Proceedings: DIA Europe 2019
Digital Disruptors Changing the Game?
Adam Istas
Science Writer
DIA
apid advances and increasing availability of digital technologies are slowly beginning to disrupt drug development and healthcare delivery. From streamlining clinical research processes such as patient recruitment, informed consent, and monitoring, to enabling to real time data collection to help guide clinical care decision-making, practical, connected applications of digital health technology will potentially increase speed of access and generate more patient-relevant data useful to stakeholders across the ecosystem.
Key Takeaways
- Digital technology presents numerous opportunities to increase efficiency in biopharmaceutical development and healthcare delivery, in addition to offering new ways to engage with patients throughout the continuum of care.
- An increasing flow of new forms of data—both structured and unstructured—will offer new insights, enable new endpoints, and place a greater emphasis on real world evidence. A large pool of data, however, will only become actionable knowledge when the right analytics are applied to it.
- Real world evidence is poised to create a more dynamic regulatory framework, one which shifts the balance from sole dependence on randomized controlled trials to one that includes more real world data and patient preference information.
- Access to disparate data streams, better analytics, and multi-stakeholder agreement are necessary enablers to fully realize the potential benefits of digital health technology.
Why this is important: “Digital disruption is a huge ambition that encompasses the whole healthcare ecosystem—from drug development all the way through patient access,” said Chris Walker, Head of Regulatory Affairs for Europe at Amgen. “If we get this right and begin to use digital technology appropriately, we can focus on the most challenging healthcare problems and the technology will eventually help to solve those problems.”
A Connected Healthcare Data Ecosystem
In the realm of utilizing real world data to support clinical care, researchers at the University of Manchester conducted a prospective cohort study of 350 rheumatoid arthritis patients to record health-related quality of life (HRQoL) data with a patient-designed mobile application developed by uMotif.

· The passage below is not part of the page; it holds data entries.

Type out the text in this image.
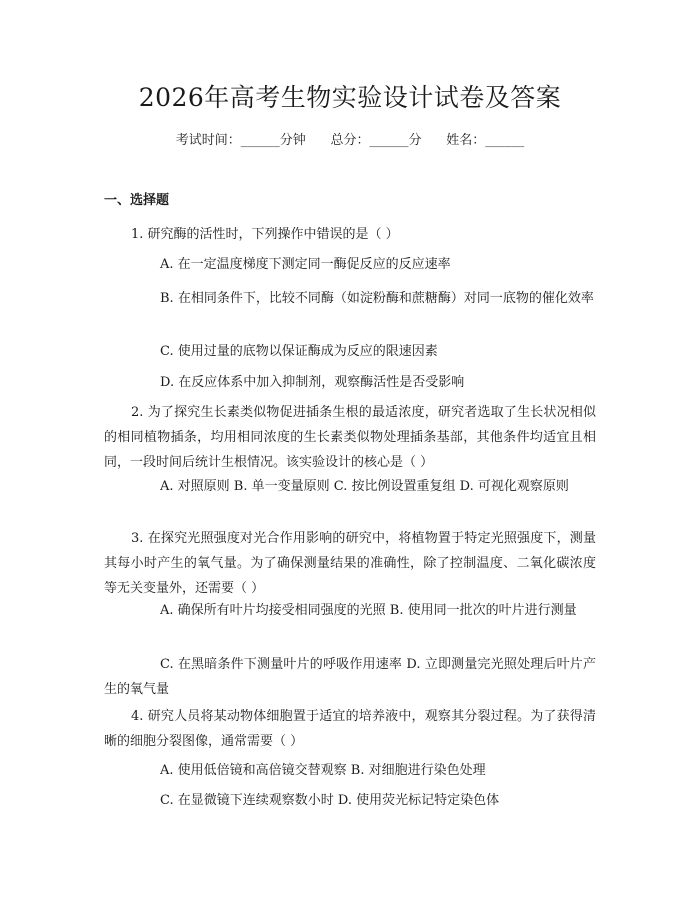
2026年高考生物实验设计试卷及答案
考试时间：______分钟      总分：______分      姓名：______
一、选择题
1. 研究酶的活性时，下列操作中错误的是（ ）
A. 在一定温度梯度下测定同一酶促反应的反应速率
B. 在相同条件下，比较不同酶（如淀粉酶和蔗糖酶）对同一底物的催化效率
C. 使用过量的底物以保证酶成为反应的限速因素
D. 在反应体系中加入抑制剂，观察酶活性是否受影响
2. 为了探究生长素类似物促进插条生根的最适浓度，研究者选取了生长状况相似的相同植物插条，均用相同浓度的生长素类似物处理插条基部，其他条件均适宜且相同，一段时间后统计生根情况。该实验设计的核心是（ ）
A. 对照原则 B. 单一变量原则 C. 按比例设置重复组 D. 可视化观察原则
3. 在探究光照强度对光合作用影响的研究中，将植物置于特定光照强度下，测量其每小时产生的氧气量。为了确保测量结果的准确性，除了控制温度、二氧化碳浓度等无关变量外，还需要（ ）
A. 确保所有叶片均接受相同强度的光照 B. 使用同一批次的叶片进行测量
C. 在黑暗条件下测量叶片的呼吸作用速率 D. 立即测量完光照处理后叶片产生的氧气量
4. 研究人员将某动物体细胞置于适宜的培养液中，观察其分裂过程。为了获得清晰的细胞分裂图像，通常需要（ ）
A. 使用低倍镜和高倍镜交替观察 B. 对细胞进行染色处理
C. 在显微镜下连续观察数小时 D. 使用荧光标记特定染色体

Designed specifically to identify sleep/wake rhythm-associated parameters that predict HRQoL, the QUASAR study not only validated the concept of conducting real world research virtually, it also demonstrated a marked decrease in study time and cost compared to traditional methods. Furthermore, as the largest study ever conducted to explore the relationship between rheumatoid arthritis and sleep, its findings will contribute to more informed treatment decisions.
Engaging with patients in the initial stages of digital health technology development is a common learning from many initiatives. My Studies, an open-source mobile app designed by the FDA and Kaiser Permanente to collect real world data directly from patients, included patient input on the app’s functionality and its patient questionnaire. The app is meant to be used by patients directly and can be linked to electronic health data, clinical trials, pragmatic trials, observational studies, and registries. The agency’s hope is that collecting more real world data directly from patients will lead to more efficient product development and assist with safety monitoring. My Studies was released in December 2018 in an open-source format so sponsors and developers can adapt the app to fit specific clinical trial and real world research needs.
Better Insights, Better Healthcare
The vision of a connected, continuously learning healthcare system driven by patient outcomes that is able to predict and prevent is within reach. “If we do this well, we’ll increase the speed of access to medicines because we’ll take out steps that we do right now, or we’ll do them faster and get them done cheaper,” said Walker. “Hopefully, we’ll deliver more patient-relevant data and start designing studies to gather data that the patients want us to gather.”